A Planetary Cooling Hose

Roderick A. Hyde

Published: 2025/7/25

Abstract

Geoengineering may offer a way to pause global warming, providing the time for more permanent solutions to become effective. Erection of a high-altitude hose offers an affordable and near-term approach to deliver sulfur-bearing fluids to the stratosphere in order to perform geoengineering via solar radiation management. We discuss the design of a hose extending to an altitude of 20 km and sized to deliver 100 ktons of sulfur per year. The sulfur, in the form of H$_2$S, is pushed up the hose by a pump on the ground and then sprayed out at the top, forming H$_2$SO$_4$ aerosols which scatter enough sunlight to perform geoengineering. Because the hose operates continuously, it only has to deliver about 50 gallons/minute (little more than a garden hose).
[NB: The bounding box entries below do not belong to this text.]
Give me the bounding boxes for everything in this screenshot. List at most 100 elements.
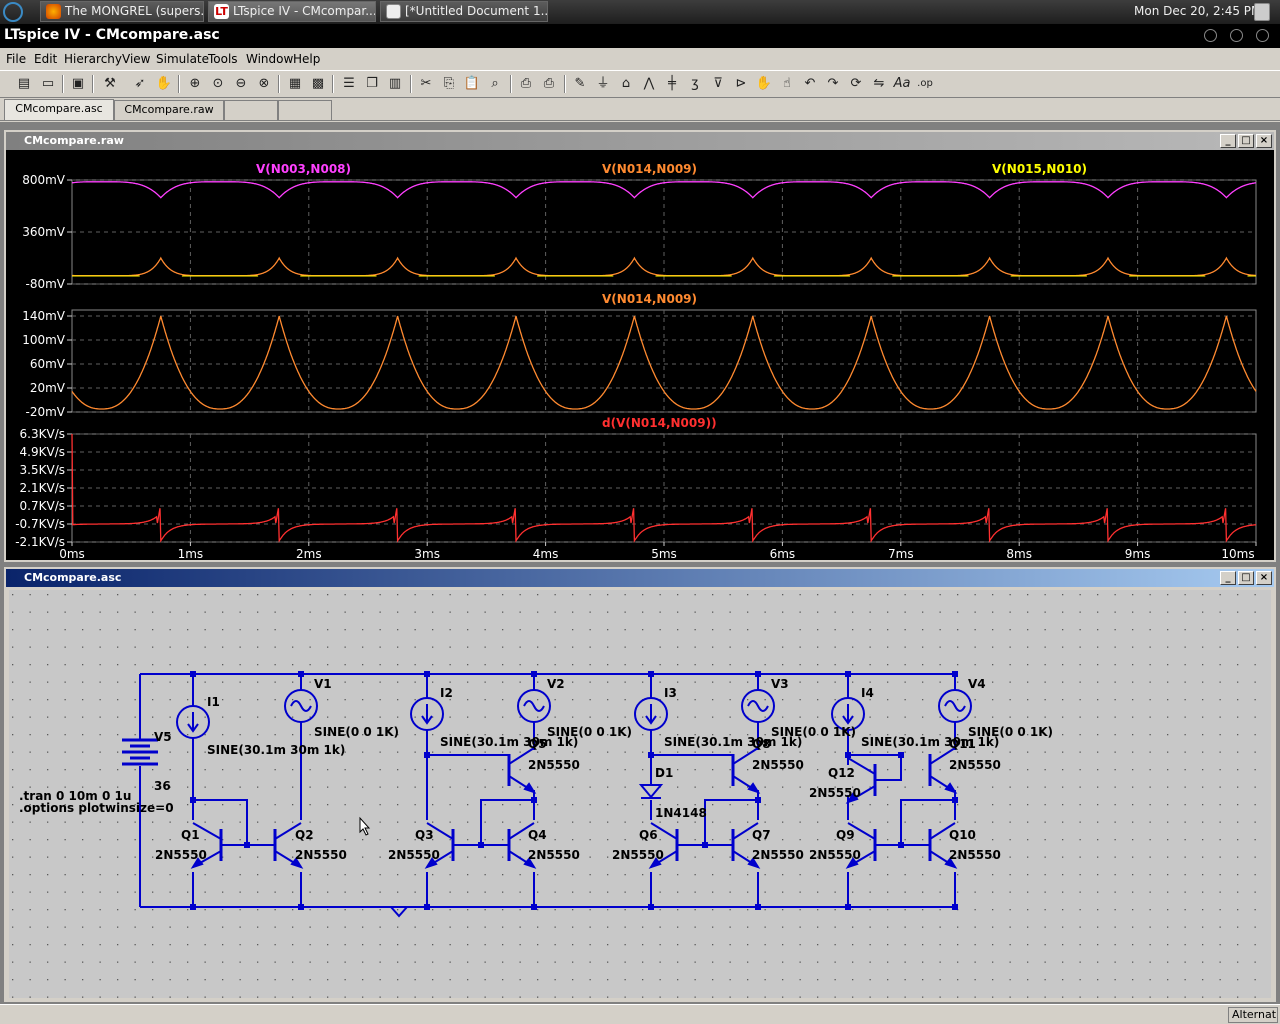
rotate-icon[interactable]: ⟳	[846, 74, 866, 94]
resistor-icon[interactable]: ⋀	[639, 74, 659, 94]
trash-icon[interactable]	[1254, 3, 1270, 21]
y-tick-label: -80mV	[26, 277, 66, 291]
junction-dot	[424, 752, 430, 758]
diode-icon[interactable]: ⊽	[708, 74, 728, 94]
cut-icon[interactable]: ✂	[416, 74, 436, 94]
spice-directive-icon[interactable]: .op	[915, 74, 935, 94]
trace-legend-label[interactable]: V(N014,N009)	[602, 162, 697, 176]
mdi-workspace: CMcompare.raw _ □ × 800mV 360mV -80mV V(N00…	[0, 122, 1280, 1004]
junction-dot	[531, 797, 537, 803]
waveform-window: CMcompare.raw _ □ × 800mV 360mV -80mV V(N00…	[4, 130, 1276, 562]
junction-dot	[531, 671, 537, 677]
new-schematic-icon[interactable]: ▤	[14, 74, 34, 94]
menu-view[interactable]: View	[122, 52, 150, 66]
menu-tools[interactable]: Tools	[208, 52, 238, 66]
tab-empty-2[interactable]	[278, 100, 332, 120]
drag-icon[interactable]: ☝	[777, 74, 797, 94]
menu-window[interactable]: Window	[246, 52, 293, 66]
inductor-icon[interactable]: ʒ	[685, 74, 705, 94]
label-d1-model: 1N4148	[655, 806, 707, 820]
toolbar-separator	[564, 75, 566, 93]
toolbar: ▤ ▭ ▣ ⚒ ➶ ✋ ⊕ ⊙ ⊖ ⊗ ▦ ▩ ☰ ❐ ▥ ✂ ⎘ 📋 ⌕ ⎙ …	[0, 70, 1280, 98]
ground-icon[interactable]: ⏚	[593, 74, 613, 94]
schematic-window-title-bar[interactable]: CMcompare.asc _ □ ×	[6, 569, 1274, 587]
run-icon[interactable]: ➶	[130, 74, 150, 94]
maximize-icon[interactable]: □	[1238, 571, 1254, 585]
schematic-canvas[interactable]: I1 V1 I2 V2 I3 V3 I4 V4 V5 36 SINE(30.1m 30m 1k) SI…	[9, 590, 1271, 998]
capacitor-icon[interactable]: ╪	[662, 74, 682, 94]
tile-vertical-icon[interactable]: ▥	[385, 74, 405, 94]
copy-icon[interactable]: ⎘	[439, 74, 459, 94]
undo-icon[interactable]: ↶	[800, 74, 820, 94]
junction-dot	[190, 671, 196, 677]
halt-icon[interactable]: ✋	[154, 74, 174, 94]
control-panel-icon[interactable]: ⚒	[100, 74, 120, 94]
maximize-icon[interactable]	[1230, 29, 1243, 42]
taskbar-item-ltspice[interactable]: LT LTspice IV - CMcompar...	[208, 1, 376, 22]
junction-dot	[190, 904, 196, 910]
junction-dot	[898, 842, 904, 848]
tab-cmcompare-raw[interactable]: CMcompare.raw	[114, 100, 224, 120]
paste-icon[interactable]: 📋	[462, 74, 482, 94]
menu-file[interactable]: File	[6, 52, 26, 66]
text-icon[interactable]: Aa	[892, 74, 912, 94]
close-icon[interactable]	[1256, 29, 1269, 42]
zoom-out-icon[interactable]: ⊖	[231, 74, 251, 94]
draw-wire-icon[interactable]: ✎	[570, 74, 590, 94]
menu-edit[interactable]: Edit	[34, 52, 57, 66]
x-tick-label: 1ms	[178, 547, 204, 560]
label-q10-model: 2N5550	[949, 848, 1001, 862]
trace-legend-label[interactable]: V(N003,N008)	[256, 162, 351, 176]
component-icon[interactable]: ⊳	[731, 74, 751, 94]
taskbar: The MONGREL (supers... LT LTspice IV - C…	[0, 0, 1280, 24]
cascade-icon[interactable]: ❐	[362, 74, 382, 94]
mirror-icon[interactable]: ⇋	[869, 74, 889, 94]
clock[interactable]: Mon Dec 20, 2:45 PM	[1134, 4, 1261, 18]
trace-legend-label[interactable]: V(N014,N009)	[602, 292, 697, 306]
label-q3-model: 2N5550	[388, 848, 440, 862]
task-label: LTspice IV - CMcompar...	[233, 4, 376, 18]
find-icon[interactable]: ⌕	[485, 74, 505, 94]
waveform-window-title-bar[interactable]: CMcompare.raw _ □ ×	[6, 132, 1274, 150]
toolbar-separator	[178, 75, 180, 93]
label-net-icon[interactable]: ⌂	[616, 74, 636, 94]
y-tick-label: 20mV	[30, 381, 66, 395]
close-icon[interactable]: ×	[1256, 571, 1272, 585]
y-tick-label: -0.7KV/s	[15, 517, 65, 531]
menu-hierarchy[interactable]: Hierarchy	[64, 52, 122, 66]
x-tick-label: 9ms	[1125, 547, 1151, 560]
label-v5-value: 36	[154, 779, 171, 793]
menu-simulate[interactable]: Simulate	[156, 52, 209, 66]
grid-icon[interactable]: ▩	[308, 74, 328, 94]
maximize-icon[interactable]: □	[1238, 134, 1254, 148]
close-icon[interactable]: ×	[1256, 134, 1272, 148]
trace-legend-label[interactable]: d(V(N014,N009))	[602, 416, 717, 430]
taskbar-item-editor[interactable]: [*Untitled Document 1...	[380, 1, 548, 22]
taskbar-item-browser[interactable]: The MONGREL (supers...	[40, 1, 204, 22]
schematic-window: CMcompare.asc _ □ × I1 V1 I2 V2 I3 V3 I4…	[4, 567, 1276, 1002]
menu-help[interactable]: Help	[293, 52, 320, 66]
minimize-icon[interactable]: _	[1220, 134, 1236, 148]
x-tick-label: 4ms	[533, 547, 559, 560]
move-icon[interactable]: ✋	[754, 74, 774, 94]
zoom-fit-icon[interactable]: ⊗	[254, 74, 274, 94]
label-i3: I3	[664, 686, 677, 700]
print-setup-icon[interactable]: ⎙	[516, 74, 536, 94]
label-i2: I2	[440, 686, 453, 700]
minimize-icon[interactable]: _	[1220, 571, 1236, 585]
junction-dot	[898, 752, 904, 758]
print-icon[interactable]: ⎙	[539, 74, 559, 94]
tab-cmcompare-asc[interactable]: CMcompare.asc	[4, 99, 114, 120]
pan-icon[interactable]: ⊙	[208, 74, 228, 94]
waveform-plot-area[interactable]: 800mV 360mV -80mV V(N003,N008) V(N014,N009) V…	[6, 150, 1274, 560]
redo-icon[interactable]: ↷	[823, 74, 843, 94]
zoom-in-icon[interactable]: ⊕	[185, 74, 205, 94]
tab-empty-1[interactable]	[224, 100, 278, 120]
minimize-icon[interactable]	[1204, 29, 1217, 42]
system-menu-icon[interactable]	[3, 2, 23, 22]
autorange-icon[interactable]: ▦	[285, 74, 305, 94]
tile-horizontal-icon[interactable]: ☰	[339, 74, 359, 94]
save-icon[interactable]: ▣	[68, 74, 88, 94]
trace-legend-label[interactable]: V(N015,N010)	[992, 162, 1087, 176]
open-icon[interactable]: ▭	[38, 74, 58, 94]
The flux from a single hose is not sufficient to stop global warming by itself, but is enough to test the effect of the aerosols, and, once replicated to about 20 sites across the planet, can offset all the warming caused by atmospheric CO$_2$. Two varieties of hose are presented here, one delivering H$_2$S as a liquid and the other as a gas. Pumping liquid H$_2$S through a narrow 20 km hose requires high pressure, which can be handled by strong and lightweight hose walls or by placing intermediate pumps along the hose. The hose is held up by a suite of balloons, either all at its top, or with some placed along its length as well. The greatest challenge in suspending such a hose is wind, which if not dealt with properly (by streamlining both the balloons and the hose) will collapse the hose. The wide hoses needed to deliver gaseous H$_2$S are particularly susceptible to wind, so must be enclosed within lightweight aero-shrouds to reduce wind forces. After treating the design of these two hoses, we lay out the steps needed to develop and fabricate them, and conclude with some thoughts on how the hoses might be fielded.